The first way that the class is different is in the way assessments are assessed. I have adopted a version of standards based grading (SBG) in my class. Assessments are scored on a scale from 1 to 4. A score of 4 means that a student can solve problems and is able to apply a concept (or the “how” of the math). Honors students are assessed on a scale from 1 to 6, where a 5 or 6 demonstrates a deeper and more thorough understanding of how that concept works and fits in with other ideas in math (or the “why” of the math). Make no mistake – a student who isn’t taking honors can still receive scores of 5 or 6 (which will improve their semester grade, as they’ve gone above and beyond), but to receive the honors distinction, they’d have to also meet the second requirement.

For the second requirement, each student must complete a research project for each unit and then share their findings with the class in a short summary presentation. For example, when we did our logarithms unit, the honors project was to build a slide rule, and record a short video in which they demonstrated how the slide rule uses logarithms to make arithmetic calculations. When we did our trigonometry unit, students had to develop and explain a trigonometric proof to the class. For matrices, students compared and contrasted using different methods (Cramer’s Rule, Gauss-Jordan elimination, standard algebraic solving linear systems by substitution or elimination) to determine which methods were better, and under what conditions, when solving by hand, with a calculator, or with a computer.

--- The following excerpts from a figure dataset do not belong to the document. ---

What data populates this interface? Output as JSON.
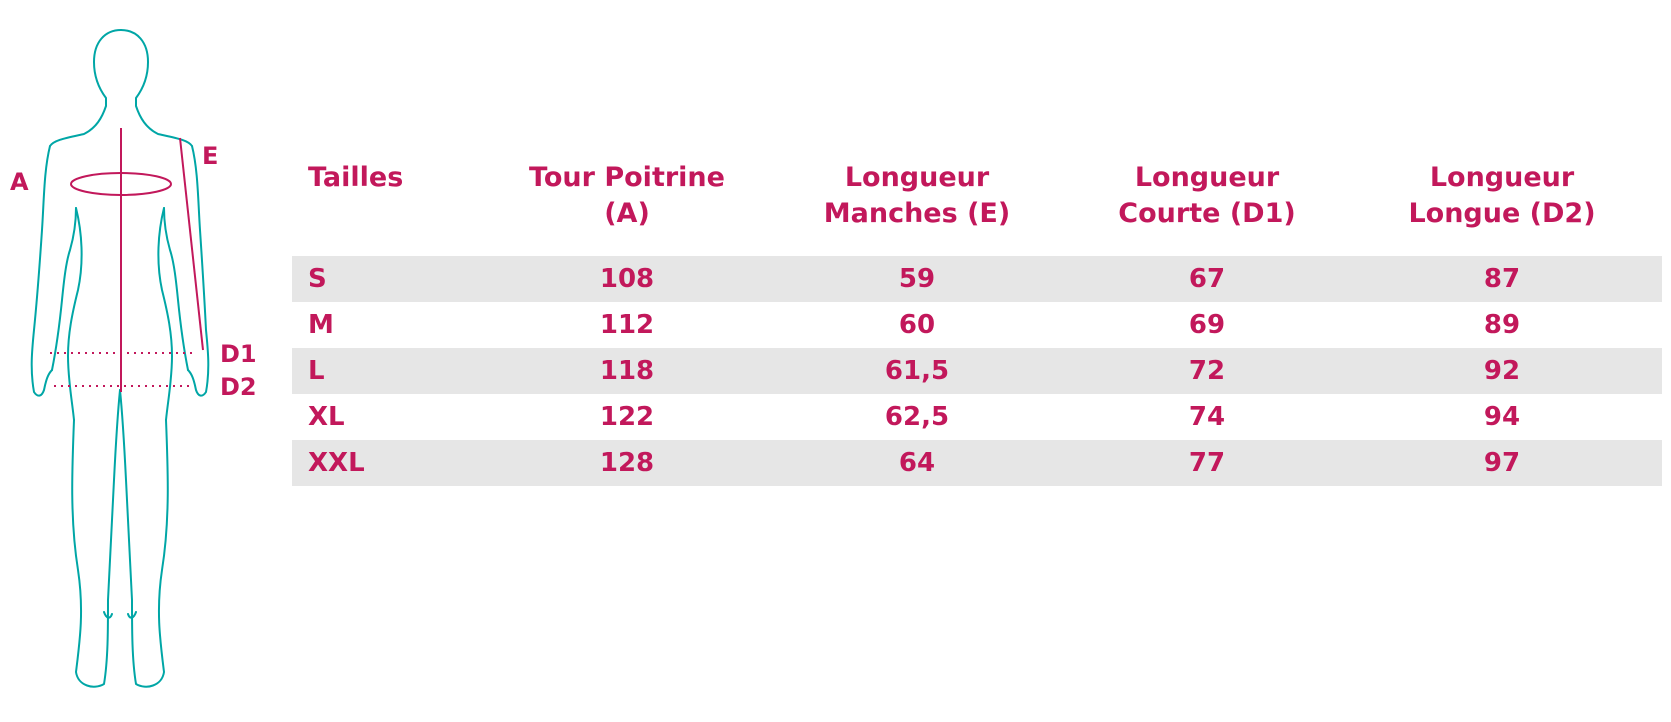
{
  "colors": {
    "accent": "#c2185b",
    "outline": "#00a6a6",
    "stripe": "#e6e6e6"
  },
  "figure": {
    "icon": "body-silhouette-icon",
    "labels": {
      "a": "A",
      "e": "E",
      "d1": "D1",
      "d2": "D2"
    }
  },
  "table": {
    "headers": [
      "Tailles",
      "Tour Poitrine\n(A)",
      "Longueur\nManches (E)",
      "Longueur\nCourte (D1)",
      "Longueur\nLongue (D2)"
    ],
    "rows": [
      [
        "S",
        "108",
        "59",
        "67",
        "87"
      ],
      [
        "M",
        "112",
        "60",
        "69",
        "89"
      ],
      [
        "L",
        "118",
        "61,5",
        "72",
        "92"
      ],
      [
        "XL",
        "122",
        "62,5",
        "74",
        "94"
      ],
      [
        "XXL",
        "128",
        "64",
        "77",
        "97"
      ]
    ]
  }
}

In both requirements, the honors students are expected to demonstrate a more sophisticated and thorough understanding of the math concepts, and to work on how to effectively communicate those ideas. That isn’t to say that the non-honors students aren’t required to understand concepts and communicate, but rather that they do what we have time for in class, whereas the honors students must take some time outside of class to deepen their understanding. For example, in class, we covered the trigonometric identities, and proved a few of them to demonstrate that it could be done. Honors students were required to prove all of the main ones, and demonstrate an understanding of how to prove a challenging one on their own.

Again, there is no restriction on who can elect to take the course with the honors distinction. If a student chooses to do the work, they will get an “H” on their transcript. I would like to see more students of color attempt to take on the challenge, but I would like to see more students of color in my PreCalculus class as well. This is a goal that we have to work on earlier, but that’s a separate blog post.